Scalia's benchmate Justice Stephen Breyer sees it differently. Breyer says that while he would never directly act on a personal religious conviction, his religion does a play a large role because it has shaped his vision of life.
In an attempt to get a clearer focus on the Supreme Court and the role of religion in that institution, Jeffery Rosen, a professor of law at George Washington University and legal affairs editor of The New Republic, shared his thoughts on the issue at a recent Defining Religious Freedom in America symposium held at the Newseum.
"Religion, per se, doesn't make a difference," Rosen said. "Judicial philosophy is more important than religion."
Currently, on a religious scale, the court consists of 6 Catholics and 3 Jews. Politically, there are 5 conservative and 4 liberal judges, which is a reason you often see so many 5-4 decisions.
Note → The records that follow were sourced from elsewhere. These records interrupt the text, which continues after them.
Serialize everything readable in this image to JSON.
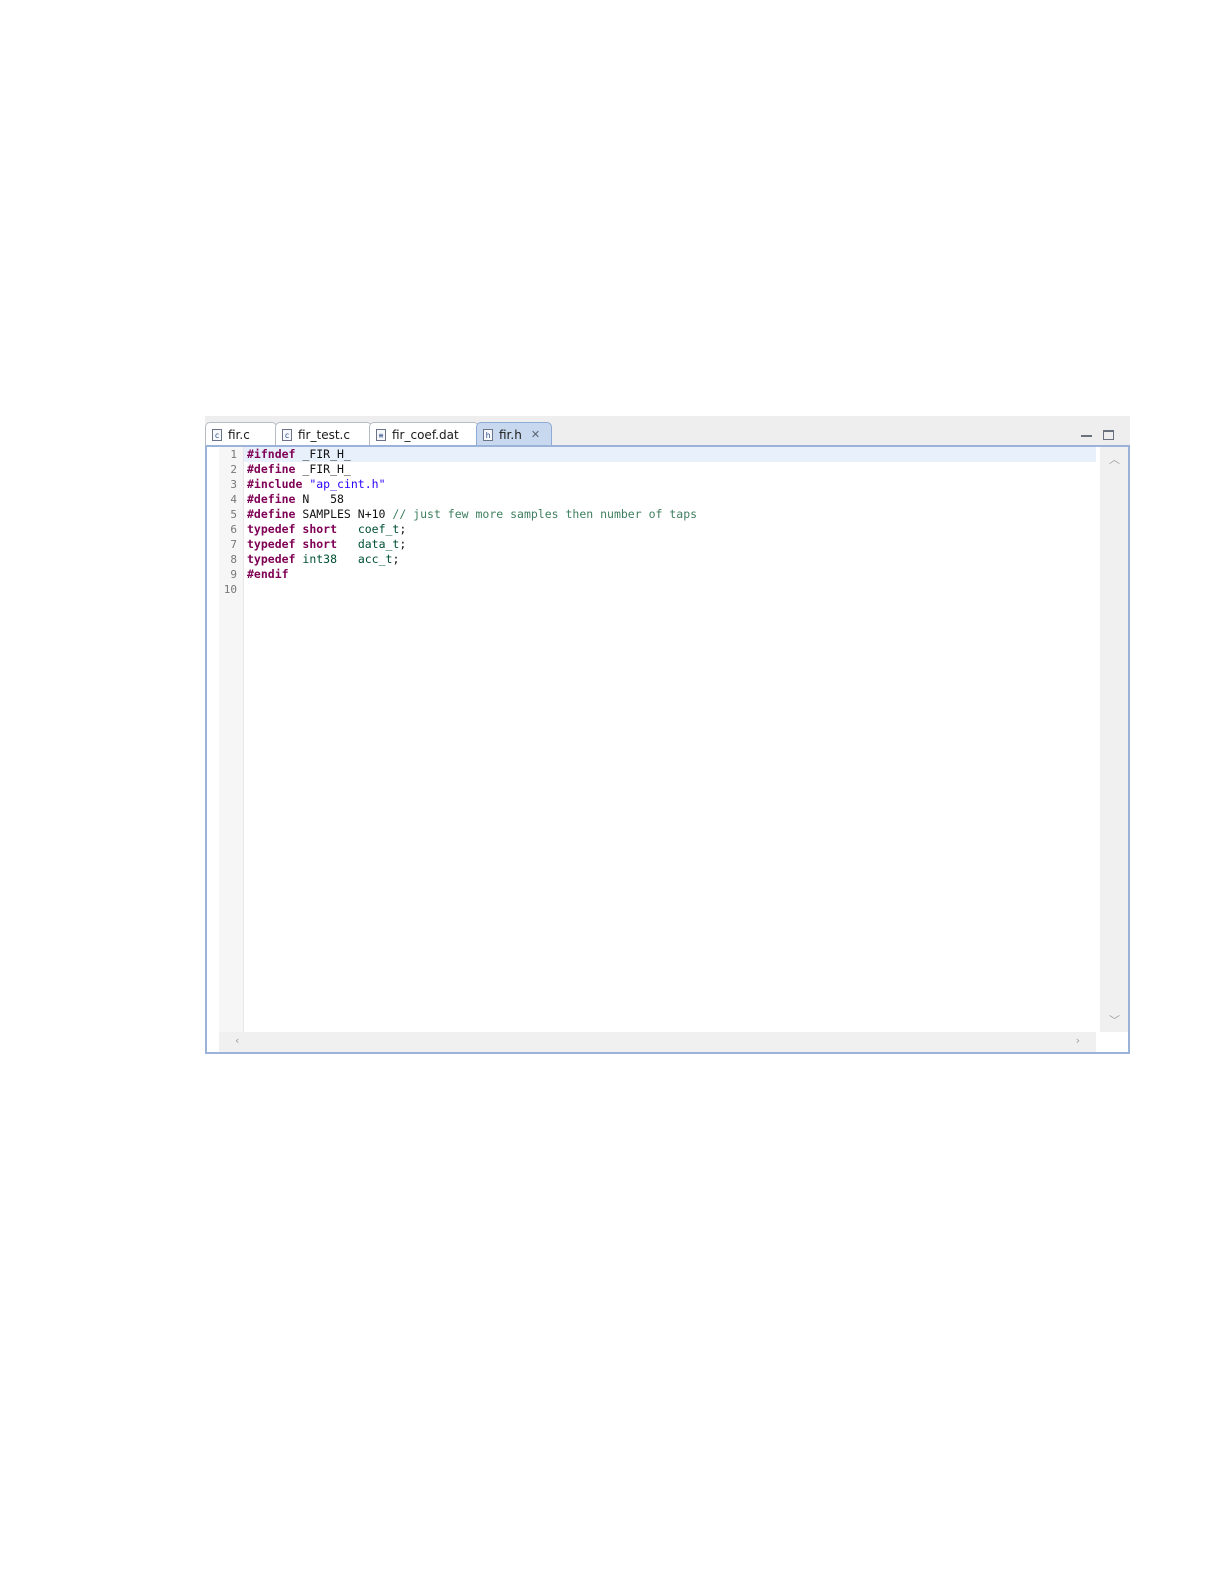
{
  "tabs": [
    {
      "label": "fir.c",
      "icon": "c-file-icon",
      "glyph": "c"
    },
    {
      "label": "fir_test.c",
      "icon": "c-file-icon",
      "glyph": "c"
    },
    {
      "label": "fir_coef.dat",
      "icon": "text-file-icon",
      "glyph": "≡"
    },
    {
      "label": "fir.h",
      "icon": "h-file-icon",
      "glyph": "h",
      "active": true
    }
  ],
  "editor": {
    "line_numbers": [
      "1",
      "2",
      "3",
      "4",
      "5",
      "6",
      "7",
      "8",
      "9",
      "10"
    ],
    "lines": [
      [
        {
          "t": "#ifndef",
          "c": "kw"
        },
        {
          "t": " _FIR_H_",
          "c": ""
        }
      ],
      [
        {
          "t": "#define",
          "c": "kw"
        },
        {
          "t": " _FIR_H_",
          "c": ""
        }
      ],
      [
        {
          "t": "#include",
          "c": "kw"
        },
        {
          "t": " ",
          "c": ""
        },
        {
          "t": "\"ap_cint.h\"",
          "c": "str"
        }
      ],
      [
        {
          "t": "#define",
          "c": "kw"
        },
        {
          "t": " N   58",
          "c": ""
        }
      ],
      [
        {
          "t": "#define",
          "c": "kw"
        },
        {
          "t": " SAMPLES N+10 ",
          "c": ""
        },
        {
          "t": "// just few more samples then number of taps",
          "c": "cmt"
        }
      ],
      [
        {
          "t": "typedef",
          "c": "kw"
        },
        {
          "t": " ",
          "c": ""
        },
        {
          "t": "short",
          "c": "kw"
        },
        {
          "t": "   ",
          "c": ""
        },
        {
          "t": "coef_t",
          "c": "id"
        },
        {
          "t": ";",
          "c": ""
        }
      ],
      [
        {
          "t": "typedef",
          "c": "kw"
        },
        {
          "t": " ",
          "c": ""
        },
        {
          "t": "short",
          "c": "kw"
        },
        {
          "t": "   ",
          "c": ""
        },
        {
          "t": "data_t",
          "c": "id"
        },
        {
          "t": ";",
          "c": ""
        }
      ],
      [
        {
          "t": "typedef",
          "c": "kw"
        },
        {
          "t": " ",
          "c": ""
        },
        {
          "t": "int38",
          "c": "id"
        },
        {
          "t": "   ",
          "c": ""
        },
        {
          "t": "acc_t",
          "c": "id"
        },
        {
          "t": ";",
          "c": ""
        }
      ],
      [
        {
          "t": "#endif",
          "c": "kw"
        }
      ],
      []
    ]
  },
  "colors": {
    "keyword": "#7f0055",
    "string": "#2a00ff",
    "comment": "#3f7f5f",
    "identifier": "#005032",
    "active_tab": "#c8d9ef"
  }
}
Philosophically, judges usually fall into one of 3 categories when it comes to religious issues. There are supremacists who see no real problem with such issues as prayer in public schools. Or there are separatists who see any breach in the wall between church and state as impermissible. Or there are neutralists, siding with church or state depending on the issue. Rosen said he views Scalia and Clarence Thomas as strong supremacists. He considers Ruth Bader Ginsburg a staunch separatist. He says Breyer and Elena Kagen are examples of neutralists.
Rosen said the non-emphasis on religion in the current court, which historically hasn't always been the case, is just another reflection of America today. "Religion is just one more prefix for the pluralistic way everyone is now in a hyphenated-America," Rosen contended. "The justices will continue what they have been doing - protecting the church from the state and the state from the church."